Como seria “simples”...
Miguel Garcia
Como seria “simples” se pudéssemos
satisfazer os anelos de toda a condição humana, em segurança, no nosso quarto
de dormir (casadinhos
e afins)! Se o parceiro (a) fosse como
Deus, onipotente para nos apoiar em nossas carências, abarcando tudo para podermos fundir nele (a) nossos desejos. Becker
Como seria “simples”
ancorar e delimitar nossas vidas com ‘aléns’
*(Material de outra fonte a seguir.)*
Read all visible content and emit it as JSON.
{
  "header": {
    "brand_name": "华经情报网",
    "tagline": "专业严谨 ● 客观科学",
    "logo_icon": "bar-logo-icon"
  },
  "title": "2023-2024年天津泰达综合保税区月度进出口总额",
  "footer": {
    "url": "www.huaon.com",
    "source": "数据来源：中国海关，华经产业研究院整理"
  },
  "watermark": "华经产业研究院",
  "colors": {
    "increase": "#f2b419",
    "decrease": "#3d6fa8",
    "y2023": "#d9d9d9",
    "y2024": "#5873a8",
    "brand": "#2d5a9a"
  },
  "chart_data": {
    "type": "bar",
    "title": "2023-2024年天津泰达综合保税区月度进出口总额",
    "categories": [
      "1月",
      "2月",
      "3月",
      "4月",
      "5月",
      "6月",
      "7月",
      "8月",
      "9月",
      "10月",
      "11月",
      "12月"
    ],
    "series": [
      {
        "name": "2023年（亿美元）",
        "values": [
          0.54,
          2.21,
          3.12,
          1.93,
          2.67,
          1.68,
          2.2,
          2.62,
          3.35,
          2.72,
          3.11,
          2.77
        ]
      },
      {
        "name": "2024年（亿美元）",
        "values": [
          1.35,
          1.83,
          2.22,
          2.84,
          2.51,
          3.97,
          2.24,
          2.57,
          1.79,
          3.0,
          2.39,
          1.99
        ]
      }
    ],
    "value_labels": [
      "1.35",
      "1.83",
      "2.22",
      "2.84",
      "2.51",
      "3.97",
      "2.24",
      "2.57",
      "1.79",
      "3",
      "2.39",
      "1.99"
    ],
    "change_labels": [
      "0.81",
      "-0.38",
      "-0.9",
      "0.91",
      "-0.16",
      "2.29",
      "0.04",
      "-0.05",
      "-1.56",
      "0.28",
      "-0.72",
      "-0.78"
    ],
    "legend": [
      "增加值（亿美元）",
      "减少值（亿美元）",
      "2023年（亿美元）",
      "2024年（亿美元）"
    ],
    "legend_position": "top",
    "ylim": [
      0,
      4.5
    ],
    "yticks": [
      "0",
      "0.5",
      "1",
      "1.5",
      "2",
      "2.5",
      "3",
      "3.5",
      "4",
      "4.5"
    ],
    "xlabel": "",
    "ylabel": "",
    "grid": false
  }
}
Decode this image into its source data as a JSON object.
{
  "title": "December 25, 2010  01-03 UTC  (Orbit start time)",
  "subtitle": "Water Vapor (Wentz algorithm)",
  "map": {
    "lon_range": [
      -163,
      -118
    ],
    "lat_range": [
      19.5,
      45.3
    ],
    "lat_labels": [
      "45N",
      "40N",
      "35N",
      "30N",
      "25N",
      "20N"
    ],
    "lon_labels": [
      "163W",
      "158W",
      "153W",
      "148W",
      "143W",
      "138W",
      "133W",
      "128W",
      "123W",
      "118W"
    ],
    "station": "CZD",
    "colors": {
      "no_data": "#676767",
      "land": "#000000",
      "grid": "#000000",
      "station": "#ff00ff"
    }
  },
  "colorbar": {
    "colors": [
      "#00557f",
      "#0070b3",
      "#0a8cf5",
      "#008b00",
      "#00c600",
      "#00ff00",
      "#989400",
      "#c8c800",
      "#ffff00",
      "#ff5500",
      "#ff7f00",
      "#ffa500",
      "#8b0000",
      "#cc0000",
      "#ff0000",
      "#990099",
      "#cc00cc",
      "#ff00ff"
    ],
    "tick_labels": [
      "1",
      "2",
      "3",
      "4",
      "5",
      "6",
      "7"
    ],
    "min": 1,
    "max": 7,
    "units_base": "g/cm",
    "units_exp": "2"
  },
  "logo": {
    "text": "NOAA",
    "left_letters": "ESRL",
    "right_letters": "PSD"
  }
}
que estivessem logo à mão, pouco adiante, ou forjados por nós mesmos;
Como seria “simples”
que a intuição não con-vida-sse a ingressar no além (afora; a outra vida) da
religião;
Como seria “simples”
se fossemos capazes de fechar os olhos à nossa necessidade profunda - à ideologia
realmente religiosa inerente à natureza humana: única capaz de satisfazer a carência
básica de qualquer gênero de vida social;
Como seria “simples”
se pudéssemos crer que a entrega a Deus é masoquismo, que esvaziar-se de si
mesmo é degradante, que o ponto mais distante que o eu pode alcançar, que a
máxima idealização acessível ao homem encontra-se exatamente em “abandonar a ideia de Deus – na não expansão
amorosa do Ágape; em não realizar-se criativamente;
Como seria “simples”
não render-se à grandeza da natureza no mais elevado e menos fetichizado nível:
não ‘conquistar’ a morte;
Como seria “simples”
se a confirmação heroica da vida de cada um pudesse ser obtida no sexo, no
outro, em formas de religião particular; se toda essa lista de coisas atraísse
o bicho/humano para cima, ou o libertasse , deixando-o pleno/integral,
satisfeito e confiante;
Como seria “simples”
se pudéssemos prescindir dos “verdadeiros valores interiores na personalidade”,
se pudéssemos ser mais do que meramente um reflexo de algo vizinho desses
valores e não meras sombras de sombras; se portássemos um giroscópio firme em nosso
íntimo;
Como seria “simples”
se houvesse em nós um centro: não ter que olhar para além do eu, além dos
consolos dos outros e das coisas deste mundo;
Como seria “simples”
se não fossemos teológicos, mas sim biológicos;
Como seria “simples”
se nossa cultura pública e privada, sobretudo a das elites, não se dissolvesse
em corrupção, cocaína, apatia politica, consumo e
filosofias-de-retoques-e-maquiagens;
Como seria “simples”
se uma cervejinha no sábado à tarde, um grito de gol a cada dois anos, três
dias de desfiles nas avenidas, ou ainda o culto ao próprio umbigo, às lágrimas
e suspiros românticos; se a obsessiva pergunta: “quem pode ter orgasmos com o
quê e com quem”, ou, finalmente, o sonho da semana de compras em Miami, desse cabo
da doença mortal - desespero da criatura bipartida... Como seria “simples”... Mas
isso é impossível.
Vassum
Crisso
Um comentário:
Simplesmente espetacular, me rendo as suas palavras.